Good suggestion @ani-sinha, I can see it packaged in alpine, rawhide, fedora, debian and ubuntu archives as well so making this switch should be desired for distributions which have this package available. This will be a fairly complex bit of work because cloudinit.config.schema has some tight coupling with the following for custom extensions:
- jsonscheme.ValidationError
- jsonschema.Draft4Validator, FormatChecker
- jsonschema.exceptions.best_match, SchemaError
- jsonschema.validators.create
But, this is definitely something worth exploring further to size this amount of effort.
Testing the impact to boot I put util.log_time around our current schema validation performed during early boot at it averages at 0.003 seconds. Given this is a fairly complex bit of work to adapt to use fastjsonschema for our custom annotations, errors and deprecation handling it's unlikely that upstream will prioritize this effort as python3-jsonschema seems to be functional and a minimal cost to boot times.

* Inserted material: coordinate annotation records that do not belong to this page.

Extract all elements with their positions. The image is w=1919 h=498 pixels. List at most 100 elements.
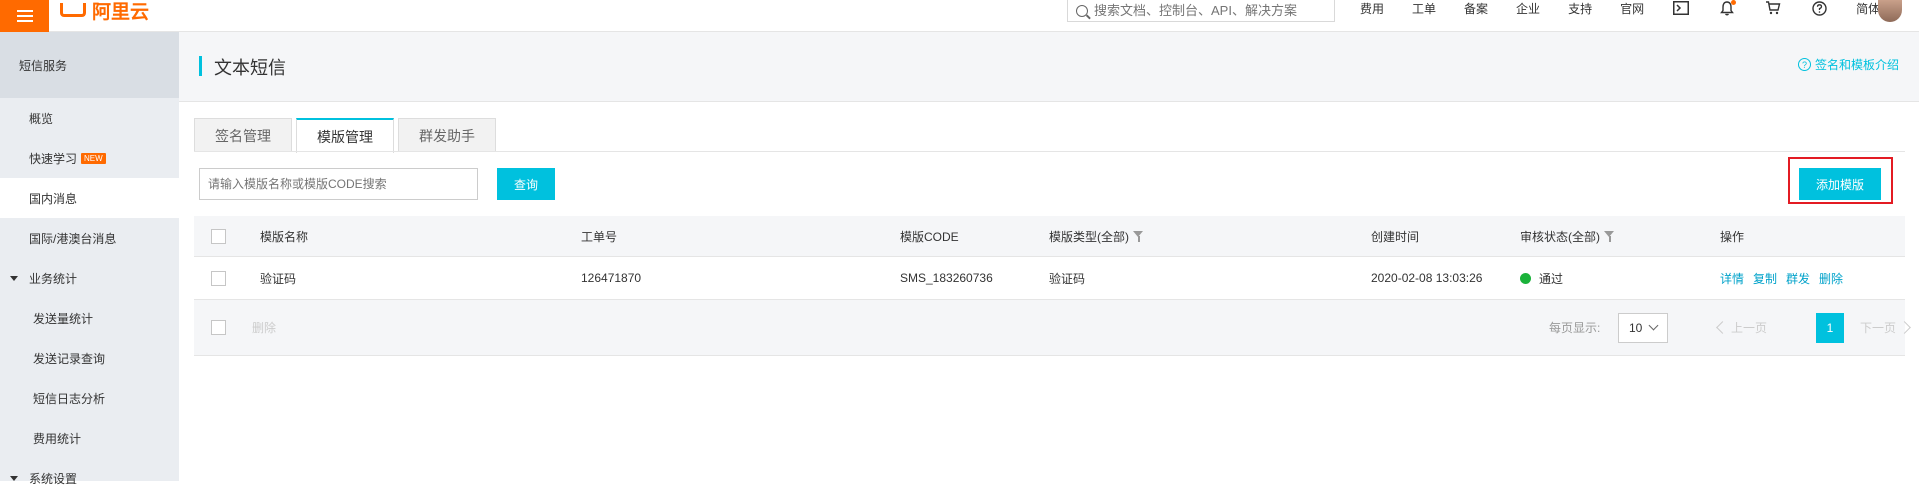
- col-status-label: 审核状态(全部): [1520, 229, 1600, 244]
- cart-icon[interactable]: [1764, 0, 1782, 16]
- nav-website[interactable]: 官网: [1620, 0, 1644, 17]
- next-page-label: 下一页: [1860, 321, 1897, 335]
- tab-template[interactable]: 模版管理: [296, 118, 394, 153]
- add-template-button[interactable]: 添加模版: [1799, 168, 1881, 200]
- table-header: 模版名称 工单号 模版CODE 模版类型(全部) 创建时间 审核状态(全部) 操…: [194, 216, 1905, 257]
- top-nav: 费用 工单 备案 企业 支持 官网 简体: [1360, 0, 1906, 16]
- col-code: 模版CODE: [900, 229, 959, 244]
- nav-support[interactable]: 支持: [1568, 0, 1592, 17]
- sidebar: 短信服务 概览 快速学习 NEW 国内消息 国际/港澳台消息 业务统计 发送量统…: [0, 32, 179, 486]
- chevron-left-icon: [1716, 321, 1729, 334]
- global-search-input[interactable]: [1094, 3, 1334, 18]
- sidebar-item-label: 费用统计: [33, 431, 82, 446]
- help-circle-icon[interactable]: [1810, 0, 1828, 16]
- avatar[interactable]: [1878, 0, 1902, 22]
- footer-select-all-checkbox[interactable]: [211, 320, 226, 335]
- col-name: 模版名称: [260, 229, 309, 244]
- logo-text: 阿里云: [92, 1, 150, 23]
- op-detail-link[interactable]: 详情: [1720, 270, 1744, 287]
- global-search[interactable]: [1067, 0, 1335, 22]
- main-content: 文本短信 ? 签名和模板介绍 签名管理 模版管理 群发助手 查询 添加模版 模版…: [179, 32, 1919, 481]
- row-checkbox[interactable]: [211, 270, 226, 286]
- question-icon: ?: [1797, 58, 1811, 71]
- template-table: 模版名称 工单号 模版CODE 模版类型(全部) 创建时间 审核状态(全部) 操…: [194, 216, 1911, 356]
- sidebar-group-stats[interactable]: 业务统计: [0, 258, 179, 298]
- cell-status: 通过: [1520, 257, 1563, 299]
- sidebar-header[interactable]: 短信服务: [0, 32, 179, 98]
- search-icon: [1076, 4, 1088, 17]
- sidebar-item-international[interactable]: 国际/港澳台消息: [0, 218, 179, 258]
- select-all-checkbox[interactable]: [211, 228, 226, 244]
- op-copy-link[interactable]: 复制: [1753, 270, 1777, 287]
- next-page-button[interactable]: 下一页: [1860, 300, 1911, 355]
- sidebar-item-label: 发送记录查询: [33, 351, 106, 366]
- template-search-input[interactable]: [199, 168, 478, 200]
- nav-icp[interactable]: 备案: [1464, 0, 1488, 17]
- page-size-select[interactable]: 10: [1618, 312, 1668, 343]
- sidebar-group-label: 系统设置: [29, 471, 78, 486]
- cell-ops: 详情 复制 群发 删除: [1720, 257, 1852, 299]
- top-bar: 阿里云 费用 工单 备案 企业 支持 官网 简体: [0, 0, 1919, 32]
- op-delete-link[interactable]: 删除: [1819, 270, 1843, 287]
- col-type[interactable]: 模版类型(全部): [1049, 216, 1144, 256]
- sidebar-item-overview[interactable]: 概览: [0, 98, 179, 138]
- chevron-right-icon: [1898, 321, 1911, 334]
- logo[interactable]: 阿里云: [60, 0, 149, 23]
- sidebar-item-label: 短信日志分析: [33, 391, 106, 406]
- sidebar-item-send-volume[interactable]: 发送量统计: [0, 298, 179, 338]
- page-size-cell: 10: [1618, 300, 1668, 355]
- sidebar-group-settings[interactable]: 系统设置: [0, 458, 179, 498]
- sidebar-item-send-records[interactable]: 发送记录查询: [0, 338, 179, 378]
- page-number-cell: 1: [1816, 300, 1844, 355]
- page-number-current[interactable]: 1: [1816, 312, 1844, 343]
- nav-billing[interactable]: 费用: [1360, 0, 1384, 17]
- bulk-delete-button[interactable]: 删除: [252, 300, 276, 355]
- nav-ticket[interactable]: 工单: [1412, 0, 1436, 17]
- col-created: 创建时间: [1371, 229, 1420, 244]
- sidebar-item-label: 概览: [29, 111, 54, 126]
- help-link[interactable]: ? 签名和模板介绍: [1797, 56, 1899, 73]
- hamburger-menu-button[interactable]: [0, 0, 49, 32]
- new-badge: NEW: [81, 152, 106, 164]
- caret-down-icon: [10, 275, 18, 281]
- cell-name: 验证码: [260, 271, 297, 286]
- tab-bar: 签名管理 模版管理 群发助手: [194, 118, 500, 153]
- page-size-value: 10: [1629, 320, 1643, 335]
- filter-icon[interactable]: [1604, 230, 1615, 242]
- filter-icon[interactable]: [1133, 230, 1144, 242]
- cell-ticket: 126471870: [581, 271, 642, 285]
- bell-icon[interactable]: [1718, 0, 1737, 16]
- sidebar-item-log-analysis[interactable]: 短信日志分析: [0, 378, 179, 418]
- sidebar-item-domestic[interactable]: 国内消息: [0, 178, 179, 218]
- cell-code: SMS_183260736: [900, 271, 993, 285]
- select-all-cell: [211, 216, 226, 256]
- col-type-label: 模版类型(全部): [1049, 229, 1129, 244]
- query-button[interactable]: 查询: [497, 168, 555, 200]
- page-size-label: 每页显示:: [1549, 321, 1601, 335]
- tab-signature[interactable]: 签名管理: [194, 118, 292, 152]
- col-status[interactable]: 审核状态(全部): [1520, 216, 1615, 256]
- row-select-cell: [211, 257, 226, 299]
- language-switch[interactable]: 简体: [1856, 0, 1880, 17]
- op-bulk-send-link[interactable]: 群发: [1786, 270, 1810, 287]
- footer-select-cell: [211, 300, 226, 355]
- prev-page-button[interactable]: 上一页: [1716, 300, 1767, 355]
- table-row: 验证码 126471870 SMS_183260736 验证码 2020-02-…: [194, 257, 1905, 300]
- aliyun-logo-icon: [60, 3, 86, 17]
- sidebar-item-cost-stats[interactable]: 费用统计: [0, 418, 179, 458]
- cell-type: 验证码: [1049, 271, 1086, 286]
- menu-icon: [16, 10, 33, 22]
- terminal-icon[interactable]: [1672, 0, 1690, 16]
- status-badge: 通过: [1539, 271, 1564, 286]
- chevron-down-icon: [1648, 320, 1659, 331]
- sidebar-item-quick-learn[interactable]: 快速学习 NEW: [0, 138, 179, 178]
- table-footer: 删除 每页显示: 10 上一页 1 下一页: [194, 300, 1911, 356]
- tab-divider: [194, 151, 1905, 152]
- cell-created: 2020-02-08 13:03:26: [1371, 271, 1483, 285]
- sidebar-item-label: 国际/港澳台消息: [29, 231, 117, 246]
- tab-bulk-send[interactable]: 群发助手: [398, 118, 496, 152]
- col-ticket: 工单号: [581, 229, 618, 244]
- nav-enterprise[interactable]: 企业: [1516, 0, 1540, 17]
- highlight-box: 添加模版: [1788, 157, 1893, 204]
- title-accent-bar: [199, 56, 202, 76]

We would welcome patches for this work and help shepherd in those changes. If the community starts to approach this effort we would like to make sure that we can retain our schema error and deprecation annotation functionality:
cat > example.yaml <<EOF
#cloud-config
# Basic system setup
hostname: example-host
bogus: asdf
# Package management
apt_update: true
package_upgrade: true
packages:
- git
- nginx
- python3
EOF
lxc launch ubuntu-daily:oracular -c security.nesting=true -c cloud-init.user-data="$(cat example.yaml)" -c test-5764
lxc exec test-5764 -- cloud-init status --wait
lxc exec test-5764 bash
root@example-host:~# cloud-init schema --system --annotate
Found cloud-config data types: user-data, network-config
1. user-data at /var/lib/cloud/instances/e4605433-ac8c-4514-873a-6661cb8ae7ac/cloud-config.txt:
#cloud-config
# from 1 files
# part-001
---
apt_update: true # D1
bogus: asdf # E1
hostname: example-host
package_upgrade: true
packages:
- git
- nginx
- python3
...
# Errors: -------------
# E1: Additional properties are not allowed ('bogus' was unexpected)

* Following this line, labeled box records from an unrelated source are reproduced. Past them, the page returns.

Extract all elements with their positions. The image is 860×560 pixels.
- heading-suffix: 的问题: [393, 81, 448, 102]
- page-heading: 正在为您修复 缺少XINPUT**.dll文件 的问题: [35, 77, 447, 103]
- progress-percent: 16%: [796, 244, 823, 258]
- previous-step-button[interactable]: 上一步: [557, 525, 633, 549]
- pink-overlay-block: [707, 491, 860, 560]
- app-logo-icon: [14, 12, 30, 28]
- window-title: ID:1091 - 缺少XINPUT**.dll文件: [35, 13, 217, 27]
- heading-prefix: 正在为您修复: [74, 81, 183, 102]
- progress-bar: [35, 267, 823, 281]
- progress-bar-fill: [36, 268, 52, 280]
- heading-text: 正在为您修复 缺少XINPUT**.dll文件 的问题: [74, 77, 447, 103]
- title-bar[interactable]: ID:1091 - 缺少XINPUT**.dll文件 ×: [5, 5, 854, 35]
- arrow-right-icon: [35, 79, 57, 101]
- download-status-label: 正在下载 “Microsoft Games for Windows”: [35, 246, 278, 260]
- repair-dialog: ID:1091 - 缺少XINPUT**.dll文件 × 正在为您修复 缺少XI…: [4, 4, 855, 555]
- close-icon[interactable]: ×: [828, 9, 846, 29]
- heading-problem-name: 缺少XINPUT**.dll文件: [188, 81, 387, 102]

# Deprecations: -------------
# D1: Deprecated in version 22.2. Use **package_update** instead.
2. network-config at /var/lib/cloud/instances/e4605433-ac8c-4514-873a-6661cb8ae7ac/network-config.json:
Valid schema network-config
Error: Invalid schema: user-data
I think the main motivation to consider switching from jsonschema to fastjsonschema it to reduce the install footprint and not to cut validation time. E.g. on my Fedora 40 I see:
$ rpm -q --requires python3-fastjsonschema | grep -v rpmlib
python(abi) = 3.12
$ rpm -q --requires python3-jsonschema | grep -v rpmlib
/usr/bin/python3
python(abi) = 3.12
python3.12dist(attrs) >= 22.2
python3.12dist(jsonschema-specifications) >= 2023.3.6
python3.12dist(referencing) >= 0.28.4
python3.12dist(rpds-py) >= 0.7.1
Schema validation is optional, this gives two options: install jsonschema and all its dependencies and get full validation or not install it and skip validation completely. Maybe there's room for a third option, e.g. install fastjsonschema and get some 'basic' validation (errors only)?